# Truck Dog Shade



## PupHut (May 30, 2010)

Would really appreciate any input about whether or not the PupHut shade canopy could be helpful to sporting dogs that are transported in crates or box's. Been to a few retriever events, but still not sure if this would be a product that would be well received in this community of dog owners? 
Thanks for any input!


----------



## Jason Davenport (Jul 23, 2009)

IMO I like the easy up tents for my dogs. No matter where I park my truck, my dogs are always in the shade. From the looks of that thing the sun is going to be right on them in the morning and late afternoon. Not only that the tents are great to have around the house tailgating or whatever. Mine takes all of 5 minutes to set up.


----------



## PupHut (May 30, 2010)

Jason Davenport said:


> IMO I like the easy up tents for my dogs. No matter where I park my truck, my dogs are always in the shade. From the looks of that thing the sun is going to be right on them in the morning and late afternoon. Not only that the tents are great to have around the house tailgating or whatever. Mine takes all of 5 minutes to set up.

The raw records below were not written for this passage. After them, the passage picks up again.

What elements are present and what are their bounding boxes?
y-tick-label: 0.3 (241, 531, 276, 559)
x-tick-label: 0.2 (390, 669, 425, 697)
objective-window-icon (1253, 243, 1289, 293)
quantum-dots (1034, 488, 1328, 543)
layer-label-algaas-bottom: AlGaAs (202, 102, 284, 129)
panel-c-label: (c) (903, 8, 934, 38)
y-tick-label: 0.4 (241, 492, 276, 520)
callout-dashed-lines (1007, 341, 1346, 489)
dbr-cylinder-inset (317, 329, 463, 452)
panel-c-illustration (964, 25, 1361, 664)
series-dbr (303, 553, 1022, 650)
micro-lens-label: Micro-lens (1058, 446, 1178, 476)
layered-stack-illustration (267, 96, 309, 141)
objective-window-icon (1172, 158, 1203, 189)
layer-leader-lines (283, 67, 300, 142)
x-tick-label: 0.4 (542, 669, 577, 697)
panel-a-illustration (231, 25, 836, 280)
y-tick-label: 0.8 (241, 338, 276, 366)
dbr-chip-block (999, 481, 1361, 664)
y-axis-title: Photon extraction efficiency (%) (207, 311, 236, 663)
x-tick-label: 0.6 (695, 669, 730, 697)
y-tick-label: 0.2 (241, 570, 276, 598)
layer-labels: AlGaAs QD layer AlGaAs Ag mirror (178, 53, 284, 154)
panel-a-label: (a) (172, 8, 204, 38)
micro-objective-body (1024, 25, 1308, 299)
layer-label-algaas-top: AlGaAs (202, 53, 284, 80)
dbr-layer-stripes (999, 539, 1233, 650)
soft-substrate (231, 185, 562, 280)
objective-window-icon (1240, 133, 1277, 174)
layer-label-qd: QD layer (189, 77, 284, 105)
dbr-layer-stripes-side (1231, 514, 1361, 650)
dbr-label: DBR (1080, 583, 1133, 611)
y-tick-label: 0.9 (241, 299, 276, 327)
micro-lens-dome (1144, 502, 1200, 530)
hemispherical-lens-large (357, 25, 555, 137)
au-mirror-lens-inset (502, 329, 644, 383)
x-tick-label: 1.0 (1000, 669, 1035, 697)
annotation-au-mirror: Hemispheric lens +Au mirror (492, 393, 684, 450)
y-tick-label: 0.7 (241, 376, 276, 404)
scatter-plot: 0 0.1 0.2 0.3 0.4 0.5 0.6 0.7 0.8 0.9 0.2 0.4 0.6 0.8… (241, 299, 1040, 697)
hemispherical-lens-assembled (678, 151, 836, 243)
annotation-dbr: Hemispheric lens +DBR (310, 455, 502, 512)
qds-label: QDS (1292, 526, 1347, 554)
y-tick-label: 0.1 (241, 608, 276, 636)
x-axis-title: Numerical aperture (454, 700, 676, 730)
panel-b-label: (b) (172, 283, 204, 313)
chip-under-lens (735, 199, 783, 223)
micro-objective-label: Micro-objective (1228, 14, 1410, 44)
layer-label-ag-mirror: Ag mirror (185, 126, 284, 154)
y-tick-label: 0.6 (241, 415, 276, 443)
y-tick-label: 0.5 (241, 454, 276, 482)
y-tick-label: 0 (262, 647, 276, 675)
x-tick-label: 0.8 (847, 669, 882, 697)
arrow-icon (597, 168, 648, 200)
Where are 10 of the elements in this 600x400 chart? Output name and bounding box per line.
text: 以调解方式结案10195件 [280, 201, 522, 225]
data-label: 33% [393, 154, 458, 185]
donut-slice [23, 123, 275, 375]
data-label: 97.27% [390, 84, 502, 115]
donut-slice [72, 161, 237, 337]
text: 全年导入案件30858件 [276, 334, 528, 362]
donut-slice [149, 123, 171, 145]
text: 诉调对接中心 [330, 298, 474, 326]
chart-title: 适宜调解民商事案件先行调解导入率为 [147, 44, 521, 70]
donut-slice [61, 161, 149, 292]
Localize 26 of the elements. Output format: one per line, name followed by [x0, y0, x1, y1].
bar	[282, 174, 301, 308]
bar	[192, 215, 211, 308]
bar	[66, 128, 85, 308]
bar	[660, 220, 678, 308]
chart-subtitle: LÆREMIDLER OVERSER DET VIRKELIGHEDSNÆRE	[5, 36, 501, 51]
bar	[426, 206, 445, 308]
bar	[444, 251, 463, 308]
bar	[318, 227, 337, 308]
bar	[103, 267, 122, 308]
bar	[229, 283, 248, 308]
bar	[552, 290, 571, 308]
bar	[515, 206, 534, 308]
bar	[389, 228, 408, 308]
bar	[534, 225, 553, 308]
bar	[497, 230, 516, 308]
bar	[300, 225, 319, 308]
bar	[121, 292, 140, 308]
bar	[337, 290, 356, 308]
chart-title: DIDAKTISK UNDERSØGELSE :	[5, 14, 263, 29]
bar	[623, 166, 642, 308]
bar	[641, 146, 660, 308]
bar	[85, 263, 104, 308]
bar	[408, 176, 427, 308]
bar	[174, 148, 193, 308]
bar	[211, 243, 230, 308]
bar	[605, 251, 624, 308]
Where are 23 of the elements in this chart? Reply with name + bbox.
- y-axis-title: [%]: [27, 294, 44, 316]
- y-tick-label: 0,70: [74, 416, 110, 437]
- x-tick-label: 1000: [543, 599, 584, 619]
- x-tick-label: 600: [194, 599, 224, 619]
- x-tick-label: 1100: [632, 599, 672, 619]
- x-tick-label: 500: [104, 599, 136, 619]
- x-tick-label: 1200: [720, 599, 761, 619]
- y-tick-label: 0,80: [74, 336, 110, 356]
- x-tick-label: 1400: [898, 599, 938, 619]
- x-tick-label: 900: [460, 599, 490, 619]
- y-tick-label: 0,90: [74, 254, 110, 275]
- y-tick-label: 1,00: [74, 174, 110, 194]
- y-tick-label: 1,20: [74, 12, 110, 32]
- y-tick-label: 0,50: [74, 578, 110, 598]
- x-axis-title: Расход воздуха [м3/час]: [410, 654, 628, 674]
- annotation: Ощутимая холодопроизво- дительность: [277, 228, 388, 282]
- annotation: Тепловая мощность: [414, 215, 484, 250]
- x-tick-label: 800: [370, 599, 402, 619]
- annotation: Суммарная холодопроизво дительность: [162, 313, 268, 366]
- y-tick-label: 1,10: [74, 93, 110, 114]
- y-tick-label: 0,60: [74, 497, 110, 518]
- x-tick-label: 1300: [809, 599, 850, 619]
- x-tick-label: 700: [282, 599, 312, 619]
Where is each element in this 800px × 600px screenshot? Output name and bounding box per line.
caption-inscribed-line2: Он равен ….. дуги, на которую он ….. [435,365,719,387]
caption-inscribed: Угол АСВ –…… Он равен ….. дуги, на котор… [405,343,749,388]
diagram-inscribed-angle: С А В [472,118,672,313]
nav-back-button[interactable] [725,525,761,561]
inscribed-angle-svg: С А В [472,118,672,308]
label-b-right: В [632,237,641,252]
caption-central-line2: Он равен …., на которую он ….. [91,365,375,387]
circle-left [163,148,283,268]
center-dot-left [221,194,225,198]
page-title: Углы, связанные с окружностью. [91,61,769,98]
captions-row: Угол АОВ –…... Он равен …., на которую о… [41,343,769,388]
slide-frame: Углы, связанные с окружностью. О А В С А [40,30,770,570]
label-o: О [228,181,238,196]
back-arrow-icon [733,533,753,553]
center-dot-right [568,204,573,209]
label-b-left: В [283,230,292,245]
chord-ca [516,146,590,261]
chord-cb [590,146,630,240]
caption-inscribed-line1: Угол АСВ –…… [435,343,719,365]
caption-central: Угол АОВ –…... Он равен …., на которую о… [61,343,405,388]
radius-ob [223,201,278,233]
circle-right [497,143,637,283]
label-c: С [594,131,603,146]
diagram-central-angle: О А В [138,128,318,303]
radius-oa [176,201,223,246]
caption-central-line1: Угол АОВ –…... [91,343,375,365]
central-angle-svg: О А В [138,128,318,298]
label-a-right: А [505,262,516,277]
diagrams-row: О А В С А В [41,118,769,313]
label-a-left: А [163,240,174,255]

Thanks...It's primary purpose is to protect dogs from direct exposure to the sun and help protect them from the elements while being transported in the bed of the pickup truck. What most dog owners have done if parked for extended periods of time is move the truck once or maybe twice during the day. It does provide great protection for dogs on trips or just around town from the direct exposure to the sun and weather elements.


----------